Rządy państw Unii Europejskiej są niejednomyślne w sprawie wprowadzenia wspólnego systemu respektującego poświadczenia o przyjęciu preparatów genetycznych przeciwko Covid. Tak zwane paszporty szczepieniowe otwierałyby możliwość na przykład przekraczania granic i korzystania z usług niedostępnych dla pozostałych osób. Polskie władze popierają system, są także sceptycy wskazujący, że certyfikaty będą dyskryminować część obywateli.
Wesprzyj nas już teraz!
„Polska jest wśród krajów, które opowiadają się za tzw. paszportami dla osób zaszczepionych przeciw Covid-19. Czy jest szansa, że wejdą one w życie przed tegorocznymi wakacjami? Szczyt UE wezwał unijne instytucje do kontynuowania prac w zakresie wspólnego podejścia do świadectw szczepień” – czytamy w serwisie rmf24.pl.
Nie wszyscy są entuzjastami paszportów. Na przykład Holandia czy Francja upatrują we wprowadzeniu paszportów ustanowienia nieco tylko zakamuflowanego obowiązku szczepień. Oceniają, że osoby, które z różnych powodów nie skorzystają z tego dobrodziejstwa, poddane będą dyskryminacji.
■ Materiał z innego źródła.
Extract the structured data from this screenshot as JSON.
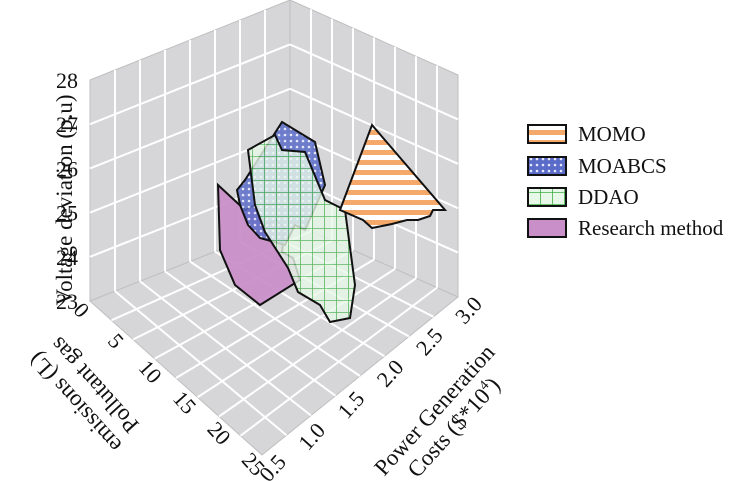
{
  "chart_data": {
    "type": "3d-polygon",
    "x_axis": {
      "label_lines": [
        "Power Generation",
        "Costs ($*10"
      ],
      "label_sup": "4",
      "label_close": ")",
      "ticks": [
        "0.5",
        "1.0",
        "1.5",
        "2.0",
        "2.5",
        "3.0"
      ],
      "range": [
        0.5,
        3.0
      ]
    },
    "y_axis": {
      "label_lines": [
        "Pollutant gas",
        "emissions (L)"
      ],
      "ticks": [
        "0",
        "5",
        "10",
        "15",
        "20",
        "25"
      ],
      "range": [
        0,
        25
      ]
    },
    "z_axis": {
      "label": "Voltage deviation (p.u)",
      "ticks": [
        "23",
        "24",
        "25",
        "26",
        "27",
        "28"
      ],
      "range": [
        23,
        28
      ]
    },
    "grid": true,
    "legend_position": "right",
    "series": [
      {
        "name": "MOMO",
        "color": "#f4a96a",
        "pattern": "horizontal-stripes"
      },
      {
        "name": "MOABCS",
        "color": "#6f7fd8",
        "pattern": "dots"
      },
      {
        "name": "DDAO",
        "color": "#55b85a",
        "pattern": "grid"
      },
      {
        "name": "Research method",
        "color": "#c98fc9",
        "pattern": "solid"
      }
    ]
  }
}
„Najbardziej na wprowadzenie paszportów naciskają żyjące z turystyki kraje Południa Europy. Żeby kraje te nie zaczęły wprowadzać własnych dokumentów – unijne państwa zgodziły się, by eksperci Komisji Europejskiej przygotowali spis minimalnych wymogów i kryteriów w celu opracowania takiego dokumentu” – pisze RMF.
Projekt dokumentu według przewidywań powstanie w ciągu kwartału. Władze Unii Europejskiej wolą nazywać go certyfikatem medycznym niż w sposób, który używany jest potocznie. Na krótko przed letnim sezonem turystycznym okaże się, czy paszporty zastąpią przymus kwarantanny stosowany wobec osób przekraczających granice.